Thermostaat RAD 1500 / 2000 / 2000T:
Als de ruimte de gewenste temperatuur heeft bereikt draait u de thermostaatknop richting
MIN tot u een klik hoort. Wanneer u de knop op deze stand laat staan zal de kachel de
huidige temperatuur handhaven door regelmatig in- en uit te schakelen. Door de
thermostaatknop naar MAX / MIN te draaien verhoogt / verlaagt u de ingestelde
temperatuur. Indien gewenst kunt u de kachel nu op een lager vermogen zetten.
Turbo RAD 2000T:
De RAD 2000T is voorzien van een extra keramisch verwarmingselement (400W) met een
ingebouwde ventilator, die warme lucht de ruimte in kan blazen. Turbo starten:
turboknop op I (lampje brandt); turbo stoppen: turboknop op 0 (lampje uit).

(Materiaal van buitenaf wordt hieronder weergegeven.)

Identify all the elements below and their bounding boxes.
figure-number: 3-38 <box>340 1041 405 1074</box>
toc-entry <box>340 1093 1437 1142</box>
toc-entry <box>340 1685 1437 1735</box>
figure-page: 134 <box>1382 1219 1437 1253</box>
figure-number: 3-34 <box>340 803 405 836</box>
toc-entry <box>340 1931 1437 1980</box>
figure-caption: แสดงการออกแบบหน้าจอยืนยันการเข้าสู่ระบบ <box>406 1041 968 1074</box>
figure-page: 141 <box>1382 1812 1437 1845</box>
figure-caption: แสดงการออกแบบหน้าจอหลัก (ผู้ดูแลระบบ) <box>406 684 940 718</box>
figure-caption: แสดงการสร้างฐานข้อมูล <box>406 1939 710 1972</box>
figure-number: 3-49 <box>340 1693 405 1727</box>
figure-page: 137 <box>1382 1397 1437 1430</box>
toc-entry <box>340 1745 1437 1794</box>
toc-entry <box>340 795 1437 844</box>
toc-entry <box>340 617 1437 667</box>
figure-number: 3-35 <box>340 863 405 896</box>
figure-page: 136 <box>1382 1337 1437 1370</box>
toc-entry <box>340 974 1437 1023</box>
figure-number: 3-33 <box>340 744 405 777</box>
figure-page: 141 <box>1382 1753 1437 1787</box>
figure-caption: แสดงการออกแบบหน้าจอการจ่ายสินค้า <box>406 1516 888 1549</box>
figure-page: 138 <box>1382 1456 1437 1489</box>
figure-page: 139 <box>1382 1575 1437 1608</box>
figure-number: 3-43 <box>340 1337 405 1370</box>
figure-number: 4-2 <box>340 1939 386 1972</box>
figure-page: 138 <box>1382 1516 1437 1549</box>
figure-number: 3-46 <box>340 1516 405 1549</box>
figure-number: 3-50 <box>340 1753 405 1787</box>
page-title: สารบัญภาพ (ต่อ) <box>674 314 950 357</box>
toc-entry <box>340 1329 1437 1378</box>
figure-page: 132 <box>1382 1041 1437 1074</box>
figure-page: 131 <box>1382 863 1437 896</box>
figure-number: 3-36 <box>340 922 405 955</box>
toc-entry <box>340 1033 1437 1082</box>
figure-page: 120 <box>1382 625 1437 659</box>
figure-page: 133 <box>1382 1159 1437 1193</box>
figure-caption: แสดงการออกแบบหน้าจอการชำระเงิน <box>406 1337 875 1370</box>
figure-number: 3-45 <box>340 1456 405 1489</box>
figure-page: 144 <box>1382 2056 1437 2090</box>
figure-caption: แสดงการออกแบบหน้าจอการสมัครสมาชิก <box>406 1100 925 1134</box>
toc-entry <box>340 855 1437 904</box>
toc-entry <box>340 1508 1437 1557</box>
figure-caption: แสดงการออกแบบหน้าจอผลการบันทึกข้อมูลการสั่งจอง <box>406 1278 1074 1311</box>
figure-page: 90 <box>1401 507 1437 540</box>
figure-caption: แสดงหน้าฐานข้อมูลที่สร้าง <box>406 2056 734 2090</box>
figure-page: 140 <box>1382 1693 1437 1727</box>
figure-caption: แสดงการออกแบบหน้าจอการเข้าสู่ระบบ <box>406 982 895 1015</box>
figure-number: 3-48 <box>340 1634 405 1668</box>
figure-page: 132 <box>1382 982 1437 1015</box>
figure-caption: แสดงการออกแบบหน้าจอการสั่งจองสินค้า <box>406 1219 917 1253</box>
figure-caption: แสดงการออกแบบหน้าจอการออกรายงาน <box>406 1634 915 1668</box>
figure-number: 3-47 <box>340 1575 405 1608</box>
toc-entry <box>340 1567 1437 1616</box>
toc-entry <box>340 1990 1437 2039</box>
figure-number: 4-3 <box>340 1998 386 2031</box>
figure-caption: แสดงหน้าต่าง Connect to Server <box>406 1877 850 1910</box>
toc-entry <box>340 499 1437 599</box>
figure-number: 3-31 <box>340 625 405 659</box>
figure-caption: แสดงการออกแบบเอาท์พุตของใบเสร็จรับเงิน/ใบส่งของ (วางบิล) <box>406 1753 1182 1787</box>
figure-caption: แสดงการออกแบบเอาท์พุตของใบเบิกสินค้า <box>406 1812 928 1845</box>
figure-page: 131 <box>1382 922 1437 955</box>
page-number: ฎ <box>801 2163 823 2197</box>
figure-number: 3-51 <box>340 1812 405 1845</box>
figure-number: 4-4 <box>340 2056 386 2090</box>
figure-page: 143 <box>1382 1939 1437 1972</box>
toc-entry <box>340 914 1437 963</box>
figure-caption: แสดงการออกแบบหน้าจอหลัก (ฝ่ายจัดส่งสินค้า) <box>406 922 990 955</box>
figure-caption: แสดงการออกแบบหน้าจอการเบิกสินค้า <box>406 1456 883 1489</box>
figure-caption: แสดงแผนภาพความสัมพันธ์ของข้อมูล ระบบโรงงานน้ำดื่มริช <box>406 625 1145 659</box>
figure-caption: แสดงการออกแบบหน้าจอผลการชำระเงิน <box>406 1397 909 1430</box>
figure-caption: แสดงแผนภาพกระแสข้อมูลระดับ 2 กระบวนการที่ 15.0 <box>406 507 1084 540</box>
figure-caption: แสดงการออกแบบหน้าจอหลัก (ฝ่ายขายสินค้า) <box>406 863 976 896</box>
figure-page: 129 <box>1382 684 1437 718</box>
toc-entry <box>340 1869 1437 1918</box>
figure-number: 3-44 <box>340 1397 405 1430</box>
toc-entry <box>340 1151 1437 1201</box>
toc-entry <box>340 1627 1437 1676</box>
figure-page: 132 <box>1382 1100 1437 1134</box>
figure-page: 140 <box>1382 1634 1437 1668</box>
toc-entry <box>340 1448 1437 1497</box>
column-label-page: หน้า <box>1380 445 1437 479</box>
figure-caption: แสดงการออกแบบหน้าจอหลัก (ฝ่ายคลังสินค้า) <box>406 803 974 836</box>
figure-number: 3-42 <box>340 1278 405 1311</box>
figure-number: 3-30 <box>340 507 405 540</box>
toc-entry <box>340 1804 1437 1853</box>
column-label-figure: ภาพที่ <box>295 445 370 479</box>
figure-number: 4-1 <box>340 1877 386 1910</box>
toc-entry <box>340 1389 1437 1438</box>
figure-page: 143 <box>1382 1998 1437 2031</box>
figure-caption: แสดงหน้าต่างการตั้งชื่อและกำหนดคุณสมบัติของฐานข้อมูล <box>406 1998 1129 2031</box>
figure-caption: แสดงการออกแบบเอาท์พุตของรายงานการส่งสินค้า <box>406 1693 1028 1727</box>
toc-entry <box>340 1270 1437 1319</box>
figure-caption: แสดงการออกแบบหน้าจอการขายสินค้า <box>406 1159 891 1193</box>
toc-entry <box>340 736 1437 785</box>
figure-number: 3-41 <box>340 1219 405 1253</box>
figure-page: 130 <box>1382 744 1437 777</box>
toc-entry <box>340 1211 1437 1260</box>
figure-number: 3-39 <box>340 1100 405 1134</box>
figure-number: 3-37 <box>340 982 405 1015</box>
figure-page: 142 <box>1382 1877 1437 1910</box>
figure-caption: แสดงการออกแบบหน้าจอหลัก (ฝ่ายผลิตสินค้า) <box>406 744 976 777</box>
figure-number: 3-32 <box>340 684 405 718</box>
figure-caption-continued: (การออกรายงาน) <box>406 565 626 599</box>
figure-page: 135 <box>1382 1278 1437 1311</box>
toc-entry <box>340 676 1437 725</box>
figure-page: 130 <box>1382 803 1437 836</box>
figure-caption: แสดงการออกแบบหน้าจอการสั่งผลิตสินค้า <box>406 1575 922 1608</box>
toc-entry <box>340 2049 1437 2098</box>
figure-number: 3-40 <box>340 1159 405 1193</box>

Om uit te schakelen zet u de AAN/UIT-schakelaar op 0 (uit). De kachel beëindigt zijn
werking. Neem nu de stekker uit het stopcontact.
Let op: een olie gevulde radiator koelt slechts langzaam af. Geef hem daartoe voldoende
tijd voordat u hem aanraakt of verplaatst (handgreep gebruiken!).
Beveiligingen
De kachel is voorzien van een omvalbeveiliging die de kachel uitschakelt wanneer het
onverhoeds om mocht vallen. Wanneer u het vervolgens weer rechtop zet hervat het zijn
werking, maar schakel het eerst uit, neem de stekker uit het stopcontact en controleer de
kachel op beschadigingen. Bij beschadiging of afwijkend functioneren niet gebruiken maar
ter controle/reparatie aanbieden!
De oververhittingsbeveiliging schakelt de kachel uit wanneer het inwendig te heet wordt.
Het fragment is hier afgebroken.